According to the Transactional Records Access Clearinghouse, a research institution based at Syracuse University tracking official data, about 52% of people held in ICE detention have no criminal records.
Rendón said The Resurrection Project has witnessed an increase in enforcement, including specifically an increase in deportations and arrests.
"For us, it's mainly been a scramble to be able to increase our capacity for deportation defense, and so we've been focused on training a lot of attorneys on that, and training our fully accredited reps for it," she said.
There are nearly 3.7 million people currently facing deportation proceedings in the country. About 75% of them are unrepresented. Experts say the lack of representation is consistent in other portions of the immigrant population, not just people actively facing deportation.
Sandefur said that if the Trump administration moves forward with aggressive enforcement using the immigration court process, the need for legal representation could grow even more rapidly.
The accredited representatives program, which she says is underutilized, could greatly expand the capacity to represent immigrants.

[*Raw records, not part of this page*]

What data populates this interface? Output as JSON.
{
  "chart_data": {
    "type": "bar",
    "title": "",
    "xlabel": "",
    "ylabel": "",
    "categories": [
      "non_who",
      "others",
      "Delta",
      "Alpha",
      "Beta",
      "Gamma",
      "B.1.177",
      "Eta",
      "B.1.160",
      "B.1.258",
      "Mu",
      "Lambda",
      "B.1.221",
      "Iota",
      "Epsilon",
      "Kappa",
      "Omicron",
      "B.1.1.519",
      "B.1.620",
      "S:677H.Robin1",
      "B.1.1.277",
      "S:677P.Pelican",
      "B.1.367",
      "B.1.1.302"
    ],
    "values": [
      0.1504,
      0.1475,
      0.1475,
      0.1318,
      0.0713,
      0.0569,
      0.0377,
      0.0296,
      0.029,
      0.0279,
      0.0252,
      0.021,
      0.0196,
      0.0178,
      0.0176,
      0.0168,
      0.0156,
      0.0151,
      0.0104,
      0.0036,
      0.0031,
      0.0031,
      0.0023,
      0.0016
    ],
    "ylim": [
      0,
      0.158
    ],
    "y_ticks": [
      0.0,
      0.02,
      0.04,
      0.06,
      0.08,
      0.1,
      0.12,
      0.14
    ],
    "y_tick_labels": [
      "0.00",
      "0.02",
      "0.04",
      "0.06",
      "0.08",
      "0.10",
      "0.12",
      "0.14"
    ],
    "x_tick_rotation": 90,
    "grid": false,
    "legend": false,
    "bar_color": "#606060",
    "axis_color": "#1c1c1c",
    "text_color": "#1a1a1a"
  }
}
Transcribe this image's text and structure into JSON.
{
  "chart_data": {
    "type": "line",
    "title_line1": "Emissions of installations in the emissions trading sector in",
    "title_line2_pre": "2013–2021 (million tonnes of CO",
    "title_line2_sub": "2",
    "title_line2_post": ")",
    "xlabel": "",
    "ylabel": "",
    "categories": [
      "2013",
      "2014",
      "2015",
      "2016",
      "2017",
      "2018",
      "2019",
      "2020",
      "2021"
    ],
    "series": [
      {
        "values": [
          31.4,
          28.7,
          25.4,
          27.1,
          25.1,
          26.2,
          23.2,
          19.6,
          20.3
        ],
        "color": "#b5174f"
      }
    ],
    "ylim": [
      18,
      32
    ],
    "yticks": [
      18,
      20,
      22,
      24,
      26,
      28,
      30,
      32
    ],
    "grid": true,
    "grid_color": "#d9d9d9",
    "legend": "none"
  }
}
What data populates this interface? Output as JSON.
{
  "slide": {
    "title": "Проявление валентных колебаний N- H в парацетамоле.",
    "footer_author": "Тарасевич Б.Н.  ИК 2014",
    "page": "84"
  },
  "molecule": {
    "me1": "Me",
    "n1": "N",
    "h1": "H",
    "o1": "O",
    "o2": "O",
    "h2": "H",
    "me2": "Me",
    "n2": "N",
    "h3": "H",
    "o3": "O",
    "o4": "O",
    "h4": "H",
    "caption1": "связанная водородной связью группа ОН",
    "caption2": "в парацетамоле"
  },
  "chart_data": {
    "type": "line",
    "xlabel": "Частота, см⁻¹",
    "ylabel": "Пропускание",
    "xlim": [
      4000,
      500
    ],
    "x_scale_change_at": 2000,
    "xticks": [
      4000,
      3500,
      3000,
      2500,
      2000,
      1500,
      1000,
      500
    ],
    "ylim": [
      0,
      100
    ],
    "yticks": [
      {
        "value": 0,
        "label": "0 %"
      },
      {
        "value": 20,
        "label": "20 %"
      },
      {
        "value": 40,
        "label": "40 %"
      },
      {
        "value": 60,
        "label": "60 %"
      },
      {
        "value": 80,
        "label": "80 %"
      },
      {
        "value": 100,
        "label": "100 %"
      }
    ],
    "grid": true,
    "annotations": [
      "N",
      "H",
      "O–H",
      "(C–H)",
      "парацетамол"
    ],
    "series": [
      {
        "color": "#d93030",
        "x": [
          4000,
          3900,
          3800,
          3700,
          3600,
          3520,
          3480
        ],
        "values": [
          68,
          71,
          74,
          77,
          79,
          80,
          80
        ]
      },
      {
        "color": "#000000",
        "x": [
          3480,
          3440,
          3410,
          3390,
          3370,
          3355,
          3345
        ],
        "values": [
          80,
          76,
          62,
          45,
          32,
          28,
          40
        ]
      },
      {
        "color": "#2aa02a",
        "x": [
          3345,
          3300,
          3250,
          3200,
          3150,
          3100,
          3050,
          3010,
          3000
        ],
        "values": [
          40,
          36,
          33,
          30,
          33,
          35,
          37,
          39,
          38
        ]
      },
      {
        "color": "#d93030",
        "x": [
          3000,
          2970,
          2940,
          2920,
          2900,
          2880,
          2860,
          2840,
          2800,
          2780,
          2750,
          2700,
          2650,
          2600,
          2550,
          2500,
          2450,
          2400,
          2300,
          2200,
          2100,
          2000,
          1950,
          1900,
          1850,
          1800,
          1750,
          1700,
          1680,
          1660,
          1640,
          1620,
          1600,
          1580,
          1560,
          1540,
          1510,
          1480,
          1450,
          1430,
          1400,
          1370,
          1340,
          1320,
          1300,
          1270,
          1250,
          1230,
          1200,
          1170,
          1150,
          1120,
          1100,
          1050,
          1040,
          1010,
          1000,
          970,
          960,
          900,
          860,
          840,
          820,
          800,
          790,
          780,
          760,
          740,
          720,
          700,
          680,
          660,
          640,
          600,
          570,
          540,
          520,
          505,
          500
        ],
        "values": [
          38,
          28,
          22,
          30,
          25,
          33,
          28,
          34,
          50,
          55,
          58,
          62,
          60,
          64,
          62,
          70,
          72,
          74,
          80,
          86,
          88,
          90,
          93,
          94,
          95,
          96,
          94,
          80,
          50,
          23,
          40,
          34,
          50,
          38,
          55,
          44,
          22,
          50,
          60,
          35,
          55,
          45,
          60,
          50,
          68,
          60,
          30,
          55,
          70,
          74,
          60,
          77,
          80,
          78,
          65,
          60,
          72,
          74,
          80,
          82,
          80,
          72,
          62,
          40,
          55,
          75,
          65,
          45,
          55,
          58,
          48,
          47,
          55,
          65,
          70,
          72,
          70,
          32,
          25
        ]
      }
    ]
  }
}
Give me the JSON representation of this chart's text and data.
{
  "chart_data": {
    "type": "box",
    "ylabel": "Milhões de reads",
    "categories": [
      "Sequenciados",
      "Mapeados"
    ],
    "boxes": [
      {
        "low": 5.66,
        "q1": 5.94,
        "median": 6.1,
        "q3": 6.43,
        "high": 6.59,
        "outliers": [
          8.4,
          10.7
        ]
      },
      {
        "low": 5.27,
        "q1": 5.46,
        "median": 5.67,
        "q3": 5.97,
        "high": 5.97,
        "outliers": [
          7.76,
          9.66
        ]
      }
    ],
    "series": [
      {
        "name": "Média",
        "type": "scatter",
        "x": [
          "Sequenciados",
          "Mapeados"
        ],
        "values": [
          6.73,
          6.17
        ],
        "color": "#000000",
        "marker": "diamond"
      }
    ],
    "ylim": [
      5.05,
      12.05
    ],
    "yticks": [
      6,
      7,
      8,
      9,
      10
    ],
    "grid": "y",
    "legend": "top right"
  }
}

"What's important for people to understand is that there are already not enough attorneys assisting these folks. There already is an enormous need," she said. "One of the great things about the accredited rep model is that it is scalable."
Creating a pipeline for accredited representatives is cheaper and faster than it is for lawyers. Unlike attorneys, Sandefur said, accredited representatives do not require years of education or massive student debt.
"We can train people to be very effective at a precise part of legal work," she said. "And that's a much easier proposition."
Rendón noted that nonprofits often struggle with funding, which limits their ability to hire and train accredited representatives.
With an administration now bent on slashing DOJ programs catering to noncitizens — for instance, representation for unaccompanied minors and help desks inside immigration court buildings — Rendón said efforts by state and local governments to secure funding for legal nonprofits as part of their budgets are all the more crucial.
As large metropolitan areas and populous states have created funding streams for legal aid, accredited representatives have received increased attention as a working solution to the lack of legal representation in the nation.
"There's been a large movement to get more public funding in this field. And as that has happened, there's been a recognition that we're not going to have enough attorneys," she said. "We should be getting more people to become accredited."